Other debilitating MTA cuts include slashing MetroCard funding for students, limiting paratransit services that will only transport the elderly and handicapped to and from bus and subway stops and — in another classic case of déjà vu — eliminating the Rockaway rebate program.

“We fought this fight last year,” said Greater Woodhaven Development Corp. Executive Director Maria Thomson at an emergency press conference held Tuesday in the new Woodhaven offices of Assemblyman Mike Miller (D-Glendale) and attended by Councilman Eric Ulrich (R-Ozone Park), Assemblyman Rory Lancman (D-Fresh Meadows) and Councilwoman Elizabeth Crowley (D-Middle Village).
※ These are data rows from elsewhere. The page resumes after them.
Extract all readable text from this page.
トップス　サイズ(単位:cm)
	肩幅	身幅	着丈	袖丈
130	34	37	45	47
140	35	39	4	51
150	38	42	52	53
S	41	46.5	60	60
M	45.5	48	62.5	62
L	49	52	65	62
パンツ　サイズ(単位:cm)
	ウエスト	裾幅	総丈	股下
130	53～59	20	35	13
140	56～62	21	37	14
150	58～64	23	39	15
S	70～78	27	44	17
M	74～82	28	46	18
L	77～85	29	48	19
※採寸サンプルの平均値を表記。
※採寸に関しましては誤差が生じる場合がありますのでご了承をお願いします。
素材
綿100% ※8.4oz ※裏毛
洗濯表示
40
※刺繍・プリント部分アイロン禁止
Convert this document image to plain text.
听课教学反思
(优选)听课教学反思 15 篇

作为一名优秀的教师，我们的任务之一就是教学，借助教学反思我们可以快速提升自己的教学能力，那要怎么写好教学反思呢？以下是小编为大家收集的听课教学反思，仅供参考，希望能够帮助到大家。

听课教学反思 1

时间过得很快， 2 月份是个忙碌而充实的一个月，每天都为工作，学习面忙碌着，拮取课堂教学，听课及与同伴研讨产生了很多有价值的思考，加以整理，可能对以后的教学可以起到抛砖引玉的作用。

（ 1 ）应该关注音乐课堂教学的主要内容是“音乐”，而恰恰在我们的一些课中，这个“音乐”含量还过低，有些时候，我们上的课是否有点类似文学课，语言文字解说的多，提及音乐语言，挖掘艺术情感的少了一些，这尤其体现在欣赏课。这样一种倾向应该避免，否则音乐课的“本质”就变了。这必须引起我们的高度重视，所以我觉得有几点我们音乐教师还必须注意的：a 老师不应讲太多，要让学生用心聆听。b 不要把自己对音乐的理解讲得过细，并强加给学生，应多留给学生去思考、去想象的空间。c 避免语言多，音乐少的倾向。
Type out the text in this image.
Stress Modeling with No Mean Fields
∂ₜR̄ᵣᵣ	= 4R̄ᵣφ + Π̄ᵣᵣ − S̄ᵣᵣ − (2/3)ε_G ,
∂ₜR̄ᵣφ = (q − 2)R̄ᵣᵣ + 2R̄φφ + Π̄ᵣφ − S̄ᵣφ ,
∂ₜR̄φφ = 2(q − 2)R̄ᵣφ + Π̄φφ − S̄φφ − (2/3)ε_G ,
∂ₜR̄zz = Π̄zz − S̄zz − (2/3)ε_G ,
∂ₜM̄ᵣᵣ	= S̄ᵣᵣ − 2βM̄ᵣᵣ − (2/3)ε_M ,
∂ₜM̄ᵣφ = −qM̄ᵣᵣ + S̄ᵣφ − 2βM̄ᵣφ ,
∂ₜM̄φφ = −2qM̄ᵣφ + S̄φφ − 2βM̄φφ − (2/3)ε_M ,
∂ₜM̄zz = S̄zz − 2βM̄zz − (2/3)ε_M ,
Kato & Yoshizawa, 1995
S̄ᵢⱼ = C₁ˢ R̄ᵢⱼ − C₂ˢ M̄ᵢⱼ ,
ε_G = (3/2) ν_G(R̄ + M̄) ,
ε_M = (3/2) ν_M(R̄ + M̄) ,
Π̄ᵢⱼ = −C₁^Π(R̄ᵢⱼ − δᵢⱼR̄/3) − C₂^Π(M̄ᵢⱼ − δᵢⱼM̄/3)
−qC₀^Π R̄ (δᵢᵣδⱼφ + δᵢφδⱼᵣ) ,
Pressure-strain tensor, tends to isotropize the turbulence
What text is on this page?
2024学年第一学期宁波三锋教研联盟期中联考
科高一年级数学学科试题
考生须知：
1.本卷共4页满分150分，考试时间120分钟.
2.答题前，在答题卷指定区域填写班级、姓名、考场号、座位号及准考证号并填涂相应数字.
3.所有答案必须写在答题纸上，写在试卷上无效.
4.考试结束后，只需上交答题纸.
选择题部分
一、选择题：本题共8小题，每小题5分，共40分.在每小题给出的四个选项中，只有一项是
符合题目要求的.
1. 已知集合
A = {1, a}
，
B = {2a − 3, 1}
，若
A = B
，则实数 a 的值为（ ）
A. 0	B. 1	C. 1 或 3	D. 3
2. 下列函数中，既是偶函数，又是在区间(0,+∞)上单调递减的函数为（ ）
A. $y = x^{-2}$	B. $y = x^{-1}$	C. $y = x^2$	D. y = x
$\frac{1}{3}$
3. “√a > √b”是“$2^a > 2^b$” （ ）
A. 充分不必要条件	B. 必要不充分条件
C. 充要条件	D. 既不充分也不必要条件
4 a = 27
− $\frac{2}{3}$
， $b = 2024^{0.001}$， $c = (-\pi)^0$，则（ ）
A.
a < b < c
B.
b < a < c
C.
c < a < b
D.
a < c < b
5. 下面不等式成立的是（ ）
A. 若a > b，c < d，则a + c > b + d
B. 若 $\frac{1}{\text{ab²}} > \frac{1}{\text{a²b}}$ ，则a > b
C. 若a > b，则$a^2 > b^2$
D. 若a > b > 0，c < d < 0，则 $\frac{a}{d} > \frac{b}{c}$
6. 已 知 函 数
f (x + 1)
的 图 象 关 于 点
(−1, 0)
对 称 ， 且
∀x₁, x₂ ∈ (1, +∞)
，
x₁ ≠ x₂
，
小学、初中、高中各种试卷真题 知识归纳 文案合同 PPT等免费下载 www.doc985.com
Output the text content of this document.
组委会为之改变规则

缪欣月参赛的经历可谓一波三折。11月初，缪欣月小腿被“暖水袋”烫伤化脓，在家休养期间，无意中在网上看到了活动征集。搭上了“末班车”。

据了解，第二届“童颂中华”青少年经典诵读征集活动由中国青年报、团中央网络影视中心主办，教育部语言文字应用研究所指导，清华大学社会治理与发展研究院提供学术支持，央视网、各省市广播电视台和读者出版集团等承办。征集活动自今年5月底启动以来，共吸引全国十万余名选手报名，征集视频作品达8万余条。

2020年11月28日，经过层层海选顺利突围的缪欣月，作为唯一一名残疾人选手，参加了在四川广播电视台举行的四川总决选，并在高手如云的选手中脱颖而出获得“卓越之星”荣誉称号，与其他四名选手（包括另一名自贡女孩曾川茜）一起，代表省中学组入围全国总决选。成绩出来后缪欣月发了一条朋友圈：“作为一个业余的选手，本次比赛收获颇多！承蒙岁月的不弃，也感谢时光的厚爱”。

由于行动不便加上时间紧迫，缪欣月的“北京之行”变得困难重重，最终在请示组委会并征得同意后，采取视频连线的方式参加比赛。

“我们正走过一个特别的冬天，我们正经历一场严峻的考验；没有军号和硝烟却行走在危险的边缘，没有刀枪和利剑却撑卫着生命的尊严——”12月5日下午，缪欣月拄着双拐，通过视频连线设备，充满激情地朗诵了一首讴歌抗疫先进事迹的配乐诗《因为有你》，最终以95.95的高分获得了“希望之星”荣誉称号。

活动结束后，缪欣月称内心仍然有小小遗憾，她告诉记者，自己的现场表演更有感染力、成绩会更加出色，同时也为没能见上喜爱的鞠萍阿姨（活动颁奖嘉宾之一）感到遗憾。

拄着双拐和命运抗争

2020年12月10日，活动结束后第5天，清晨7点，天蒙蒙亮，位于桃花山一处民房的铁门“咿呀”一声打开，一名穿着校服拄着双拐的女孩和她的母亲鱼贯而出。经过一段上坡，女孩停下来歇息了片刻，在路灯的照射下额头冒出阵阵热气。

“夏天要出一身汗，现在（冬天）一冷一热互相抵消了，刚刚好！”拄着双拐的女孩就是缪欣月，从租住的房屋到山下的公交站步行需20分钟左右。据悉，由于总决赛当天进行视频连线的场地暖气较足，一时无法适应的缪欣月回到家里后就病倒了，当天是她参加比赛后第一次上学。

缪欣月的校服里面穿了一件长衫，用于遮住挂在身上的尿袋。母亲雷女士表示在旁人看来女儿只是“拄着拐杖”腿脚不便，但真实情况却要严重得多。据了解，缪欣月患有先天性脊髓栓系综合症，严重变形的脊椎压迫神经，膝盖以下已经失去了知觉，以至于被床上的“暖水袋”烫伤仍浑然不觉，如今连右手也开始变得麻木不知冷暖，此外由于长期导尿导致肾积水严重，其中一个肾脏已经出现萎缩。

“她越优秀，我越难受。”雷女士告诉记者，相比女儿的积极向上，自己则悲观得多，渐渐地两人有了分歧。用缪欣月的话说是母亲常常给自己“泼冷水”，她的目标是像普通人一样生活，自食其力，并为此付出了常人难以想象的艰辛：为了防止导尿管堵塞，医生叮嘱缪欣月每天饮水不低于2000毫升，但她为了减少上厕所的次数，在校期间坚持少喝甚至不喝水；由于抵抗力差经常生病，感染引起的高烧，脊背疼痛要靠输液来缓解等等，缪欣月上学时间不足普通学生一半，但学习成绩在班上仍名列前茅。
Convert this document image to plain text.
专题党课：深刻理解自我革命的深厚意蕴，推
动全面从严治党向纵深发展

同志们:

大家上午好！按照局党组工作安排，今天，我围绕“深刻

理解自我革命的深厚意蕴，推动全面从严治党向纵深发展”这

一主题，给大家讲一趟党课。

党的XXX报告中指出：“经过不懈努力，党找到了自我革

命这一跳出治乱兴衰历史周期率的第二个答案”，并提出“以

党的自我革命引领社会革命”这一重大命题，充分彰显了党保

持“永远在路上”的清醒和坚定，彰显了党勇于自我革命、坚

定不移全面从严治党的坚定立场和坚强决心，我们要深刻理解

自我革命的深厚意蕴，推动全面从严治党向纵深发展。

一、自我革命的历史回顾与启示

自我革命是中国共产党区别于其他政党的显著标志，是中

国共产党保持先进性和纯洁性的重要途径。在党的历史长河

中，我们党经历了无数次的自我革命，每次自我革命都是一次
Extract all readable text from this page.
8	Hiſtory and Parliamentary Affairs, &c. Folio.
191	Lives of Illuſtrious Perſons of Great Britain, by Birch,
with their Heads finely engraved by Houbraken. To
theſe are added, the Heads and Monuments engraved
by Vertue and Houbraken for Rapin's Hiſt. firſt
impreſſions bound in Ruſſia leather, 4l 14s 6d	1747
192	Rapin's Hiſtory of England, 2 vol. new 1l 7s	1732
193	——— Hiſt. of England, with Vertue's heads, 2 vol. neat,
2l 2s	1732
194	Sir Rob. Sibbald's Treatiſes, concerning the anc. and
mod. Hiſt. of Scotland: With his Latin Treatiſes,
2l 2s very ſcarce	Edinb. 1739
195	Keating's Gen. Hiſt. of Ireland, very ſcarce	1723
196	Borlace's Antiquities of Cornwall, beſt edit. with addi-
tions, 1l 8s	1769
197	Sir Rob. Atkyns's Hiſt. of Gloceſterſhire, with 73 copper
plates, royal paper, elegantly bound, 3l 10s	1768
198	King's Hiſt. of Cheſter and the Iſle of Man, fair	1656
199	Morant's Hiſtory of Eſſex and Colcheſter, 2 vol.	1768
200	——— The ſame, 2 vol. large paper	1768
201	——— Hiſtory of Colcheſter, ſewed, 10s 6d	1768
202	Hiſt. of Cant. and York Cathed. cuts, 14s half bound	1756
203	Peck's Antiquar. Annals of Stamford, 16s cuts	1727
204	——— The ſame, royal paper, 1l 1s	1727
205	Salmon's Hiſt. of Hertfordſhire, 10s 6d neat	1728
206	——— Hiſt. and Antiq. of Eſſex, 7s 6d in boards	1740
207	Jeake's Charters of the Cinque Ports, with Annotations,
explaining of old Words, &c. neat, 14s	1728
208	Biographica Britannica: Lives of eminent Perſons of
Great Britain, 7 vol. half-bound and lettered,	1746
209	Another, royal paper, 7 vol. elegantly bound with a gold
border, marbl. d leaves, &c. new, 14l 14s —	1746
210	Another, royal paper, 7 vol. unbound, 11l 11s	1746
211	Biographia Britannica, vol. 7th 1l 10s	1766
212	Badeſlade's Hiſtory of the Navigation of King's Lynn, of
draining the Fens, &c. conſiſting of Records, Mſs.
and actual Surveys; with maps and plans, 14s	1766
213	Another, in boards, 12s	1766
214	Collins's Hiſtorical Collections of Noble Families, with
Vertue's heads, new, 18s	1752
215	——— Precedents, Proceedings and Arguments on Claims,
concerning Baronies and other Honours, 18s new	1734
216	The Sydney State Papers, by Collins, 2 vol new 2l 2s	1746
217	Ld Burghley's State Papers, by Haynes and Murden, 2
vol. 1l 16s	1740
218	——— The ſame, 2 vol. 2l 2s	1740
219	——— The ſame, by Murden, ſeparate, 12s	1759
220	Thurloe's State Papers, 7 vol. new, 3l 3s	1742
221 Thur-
Thomson pointed out that the MTA’s plan to cut the Q56 hurts seniors who are unable to take the subway because of the steep, and often unkempt, staircase. “They [MTA] don’t know us and they don’t see it, but we’re going to make them see it — we’re going to fight.”

Ulrich called the decision a “direct slap in the face,” not only to children and seniors, but to the small businesses along Jamaica Avenue that rely on patrons who use public transportation. “When Jamaica Avenue fails, the entire community fails,” Ulrich said. “The MTA is saying to them: We don’t care about small businesses, children or senior citizens.”

Another MTA cutback, the reduction of Access-a-Ride service, which provides approximately 27,000 rides per day, will result in fewer seniors getting out and about to socialize and take advantage of vital programs, says Roseann Rosado, executive director of Queens Multi Service in Glendale, which provides services such as food stamps and Medicaid assistance. “We do not need our seniors and our disabled citizens home, isolated and alone,” Rosado said.

Although few seemed floored that the MTA had decided, yet again, to toy with Rockaway residents’ rebate program, which allows free passage on the Cross Bay Bridge, Lancman reminded conference attendees that, while negotiating its terms for a bailout last April, the rebate was one of the programs the MTA had promised to keep alive.

“MTA has lost credibility with state legislators and obviously with the public,” Lancman said. “All of us feel a great sense of betrayal that the services we fought for are back on the chopping block.”

Adding insult to injury, Ulrich said, families affected by the Department of Education’s phasing out of Broad Channel High School in the Rockaways face a double whammy — those students who may not get a seat at the new facility may have to pay tolls to get to school or full MetroCard fare.

“Public school education is supposed to be free,” he said.

Miller agreed: “An additional $89 a month for families to pay for a MetroCard — at that point they’re going to have to make a decision between sending them to school and putting food on the table.” He added, “We’re not going to take it; we’re going to fight.”